Another is the importance of context. Human interactions are contextual and cumulative, and so therefore so is human manipulation. A caller can sound calm, polite, and credible while still steering someone around verification or toward an unsafe action. We need to combine multiple signals and contextual data together to accurately separate benign from malicious.
Finally, each organization is different. It has different procedures and norms, virtually all of which are not machine readable. This is another area where AI can be a huge help — understanding those policies, and comparing them against observed real world behaviors.
Many security tools still focus on endpoints, networks, and identity systems. How should CISOs rethink their architecture if the primary battleground shifts to human behavior?
First, CISOs should formally recognize what we all intuitively know: an organization’s human capital is an asset class (like endpoint, network, or cloud) that needs to be managed. Threats and risks need to be accurately modeled and controlled.

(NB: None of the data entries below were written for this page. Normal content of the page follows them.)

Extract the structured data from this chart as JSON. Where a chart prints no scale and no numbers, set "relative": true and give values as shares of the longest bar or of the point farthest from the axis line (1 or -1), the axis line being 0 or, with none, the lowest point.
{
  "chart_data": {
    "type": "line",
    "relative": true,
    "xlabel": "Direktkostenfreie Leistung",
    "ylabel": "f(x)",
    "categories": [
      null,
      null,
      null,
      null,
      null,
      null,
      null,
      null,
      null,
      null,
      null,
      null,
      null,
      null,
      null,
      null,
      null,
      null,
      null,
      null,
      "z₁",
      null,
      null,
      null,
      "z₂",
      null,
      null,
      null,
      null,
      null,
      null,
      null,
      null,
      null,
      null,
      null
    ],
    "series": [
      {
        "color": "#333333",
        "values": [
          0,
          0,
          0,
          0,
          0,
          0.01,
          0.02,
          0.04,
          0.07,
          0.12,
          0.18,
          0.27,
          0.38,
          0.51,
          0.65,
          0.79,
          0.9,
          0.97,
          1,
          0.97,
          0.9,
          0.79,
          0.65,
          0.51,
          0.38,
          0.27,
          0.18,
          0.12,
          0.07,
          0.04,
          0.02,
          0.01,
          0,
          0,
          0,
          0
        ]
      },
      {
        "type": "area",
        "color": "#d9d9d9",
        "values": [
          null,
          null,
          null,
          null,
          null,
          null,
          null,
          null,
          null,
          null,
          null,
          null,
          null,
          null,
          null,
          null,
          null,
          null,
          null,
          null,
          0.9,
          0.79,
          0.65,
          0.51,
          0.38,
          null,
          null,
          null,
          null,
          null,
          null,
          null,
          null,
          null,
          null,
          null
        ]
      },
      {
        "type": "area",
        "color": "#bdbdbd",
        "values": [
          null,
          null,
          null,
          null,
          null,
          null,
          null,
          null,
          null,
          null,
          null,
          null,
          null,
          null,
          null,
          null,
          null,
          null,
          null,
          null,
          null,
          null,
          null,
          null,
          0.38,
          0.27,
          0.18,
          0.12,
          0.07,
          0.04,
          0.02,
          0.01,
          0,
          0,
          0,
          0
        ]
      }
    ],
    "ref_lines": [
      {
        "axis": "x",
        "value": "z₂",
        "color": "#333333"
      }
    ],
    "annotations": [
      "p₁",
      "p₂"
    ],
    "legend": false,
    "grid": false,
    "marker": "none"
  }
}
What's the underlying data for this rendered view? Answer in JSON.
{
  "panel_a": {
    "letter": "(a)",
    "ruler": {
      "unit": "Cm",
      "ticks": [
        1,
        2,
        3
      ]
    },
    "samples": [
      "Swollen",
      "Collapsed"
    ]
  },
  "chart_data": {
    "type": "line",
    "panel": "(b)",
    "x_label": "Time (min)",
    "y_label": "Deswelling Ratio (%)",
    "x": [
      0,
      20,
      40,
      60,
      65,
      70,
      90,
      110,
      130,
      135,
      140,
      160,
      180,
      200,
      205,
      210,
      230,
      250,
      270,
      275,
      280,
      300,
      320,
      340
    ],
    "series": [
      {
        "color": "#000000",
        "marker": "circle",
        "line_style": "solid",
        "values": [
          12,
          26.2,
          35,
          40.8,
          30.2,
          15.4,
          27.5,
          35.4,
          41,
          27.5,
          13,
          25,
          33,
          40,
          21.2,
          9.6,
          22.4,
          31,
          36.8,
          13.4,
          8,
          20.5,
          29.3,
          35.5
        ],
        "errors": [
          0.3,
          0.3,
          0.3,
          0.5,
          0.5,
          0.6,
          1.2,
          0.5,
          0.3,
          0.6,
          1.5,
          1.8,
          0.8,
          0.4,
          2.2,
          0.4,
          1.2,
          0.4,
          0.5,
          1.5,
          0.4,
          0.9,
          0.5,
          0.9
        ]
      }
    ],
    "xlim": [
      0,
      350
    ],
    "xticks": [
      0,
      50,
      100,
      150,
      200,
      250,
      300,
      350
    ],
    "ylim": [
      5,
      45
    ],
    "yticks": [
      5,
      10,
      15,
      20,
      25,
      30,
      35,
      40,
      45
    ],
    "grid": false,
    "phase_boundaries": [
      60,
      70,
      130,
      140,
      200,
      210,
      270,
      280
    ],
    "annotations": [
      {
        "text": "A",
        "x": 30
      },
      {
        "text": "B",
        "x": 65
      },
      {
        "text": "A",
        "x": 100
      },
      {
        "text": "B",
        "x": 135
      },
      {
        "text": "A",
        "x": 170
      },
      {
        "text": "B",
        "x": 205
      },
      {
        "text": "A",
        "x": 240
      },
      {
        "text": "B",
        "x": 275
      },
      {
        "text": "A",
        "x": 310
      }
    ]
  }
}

The NIST Cybersecurity Framework already provides guidance on how to do this. The “identification” and “management” of people are a part of the Asset Management (ID.AM) subset of risk identification. Yet many organizations define the human risk problem as a training problem, and only manage it via the security awareness training compliance requirement. This needs to change.
When we treat human capital as its own asset class, this opens up the standard playbooks we run for every other asset class. What are the key risks (ID.RA)? How do I systematically defend against them (Protect)? What are our systems and processes to detect whether an attacker is about to breach those defenses, or worse, already has (Detect)? How does the organization respond to contain the threat and ultimately restore services (Respond and Recover)? By taking the same systematic approach to our human capital as we do any other asset class, we can more clearly identify risks, and more effectively prioritize resources to manage those risks.
Looking ahead, do you expect human-layer attacks to dominate cybercrime, or will we see a hybrid model where AI-driven automation and social engineering converge into something harder to defend against?
It will almost certainly be a blended threat model. We have two things happening simultaneously. First, attackers are learning to scale their attacks with AI, increasing access and lowering the cost of this class of attack. Second, enterprises themselves are going through an agentic AI transformation led by the very business services being attacked by BlackFile and their peers.
Customer service, help desk, service desk, finance operations, and internal support workflows are all being transformed from human-delivered to AI-delivered. That means we will experience an explosion in natural language attack surface while getting rid of human common sense. Large language models are trained to respond to instructions and be helpful. The human suspiciousness or ‘gut feelings’ that have been some of our best defenses against social engineering attacks have been deliberately removed from the model responses. The transition to AI-delivered services will ultimately increase the risk of social engineering attacks, not reduce it.
As a result, enterprise exposure to this class of attack is almost certainly going to continue to grow over the next few years. Humans and agents are both vulnerable to natural language attacks. Security teams need to start planning today for a systematic defense and response plan to this new reality.